0
Votes

Column: Racing Against the Clock When Heart Attack Strikes

About every 34 seconds, someone in the United States has a heart attack. On Nov. 18, 2011, that "someone" included Leesburg resident Richard Fleeman. One week shy of his 51st birthday, he had just settled into his workday as a wholesale parts manager at BMW of Alexandria.

"All of a sudden, I wasn’t feeling right, like the flu was coming on," said Mr. Fleeman. "I started having severe back pain in my lower back, my upper back and then my neck. It dawned on me: I’m having a heart attack."

A co-worker drove him to Inova Alexandria Hospital’s Emergency Department, where Mr. Fleeman spoke the two words that launched a well-rehearsed, race against the clock involving multiple hospital departments, physicians, nurses and technical staff: "Chest Pain."

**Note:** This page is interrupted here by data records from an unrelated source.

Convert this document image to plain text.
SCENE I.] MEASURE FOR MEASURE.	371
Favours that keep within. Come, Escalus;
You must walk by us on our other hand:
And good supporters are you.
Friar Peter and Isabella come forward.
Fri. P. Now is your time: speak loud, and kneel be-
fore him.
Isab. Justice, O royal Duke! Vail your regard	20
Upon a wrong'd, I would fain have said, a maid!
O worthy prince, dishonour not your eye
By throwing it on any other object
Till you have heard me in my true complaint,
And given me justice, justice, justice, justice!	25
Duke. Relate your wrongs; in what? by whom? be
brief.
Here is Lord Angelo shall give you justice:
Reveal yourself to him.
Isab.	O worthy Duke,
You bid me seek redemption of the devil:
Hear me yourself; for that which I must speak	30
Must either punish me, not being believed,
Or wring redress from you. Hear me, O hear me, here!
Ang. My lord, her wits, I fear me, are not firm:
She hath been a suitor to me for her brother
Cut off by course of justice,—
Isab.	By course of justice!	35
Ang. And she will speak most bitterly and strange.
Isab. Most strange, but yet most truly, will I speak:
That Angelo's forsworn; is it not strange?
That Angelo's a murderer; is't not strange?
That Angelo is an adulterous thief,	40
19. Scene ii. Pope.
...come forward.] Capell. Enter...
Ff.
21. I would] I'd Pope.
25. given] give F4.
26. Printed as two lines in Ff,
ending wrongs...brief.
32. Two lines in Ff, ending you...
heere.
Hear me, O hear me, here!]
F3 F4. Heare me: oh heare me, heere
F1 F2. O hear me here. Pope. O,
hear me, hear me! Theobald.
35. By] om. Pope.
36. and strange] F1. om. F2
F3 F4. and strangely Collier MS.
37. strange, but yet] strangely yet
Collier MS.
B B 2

A heart attack occurs when one or more of the coronary arteries that supply blood to the heart become partially or completely blocked, starving the heart muscle of blood, and causing possible heart damage or death. For patients like Mr. Fleeman with the most severe type of heart attack involving complete blockage, the American College of Cardiology (ACC) and the American Heart Association (AHA) recommend patients receive life-saving balloon angioplasty — an emergency artery opening procedure — within 90 minutes of hospital arrival. Known as "door-to-balloon" time or D2B, the ACC and AHA launched a nationwide initiative in 2006 to educate hospitals about the 90-minute goal.

The Inova Heart and Vascular Institute at Inova Alexandria Hospital joined the nationwide effort and committed resources to improving our D2B times. Those resources included state-of-the-art technology upgrades to five labs in our Cardiovascular and Interventional Radiology (CVIR) Department — where angioplasties are performed — and additional beds in the CVIR admission and recovery area. In addition, staff in our Emergency Department and CVIR developed joint protocols to quickly identify and treat heart attack patients within 90 minutes or less. They also worked with EMS providers in the City of Alexandria to establish communication protocols that flag incoming heart attack patients, enabling the hospital to mobilize an angioplasty lab team before the patient even arrives.

Today, I am proud to say we have exceeded the 90-minute goal, but we aren’t done yet. We review every heart attack case for areas of improvement; we participate in a national hospital registry that shares best practices for reducing D2B; and, we work with the AHA’s Mission: Lifeline project to train healthcare providers in the field.

For Mr. Fleeman, it took only 29 minutes from door-to-balloon. An interventional cardiologist performed an angioplasty and inserted a stent to open his one blocked artery. Two days later he went home in time to celebrate his next birthday and a Thanksgiving holiday that, no doubt, held extra precious meaning this time around.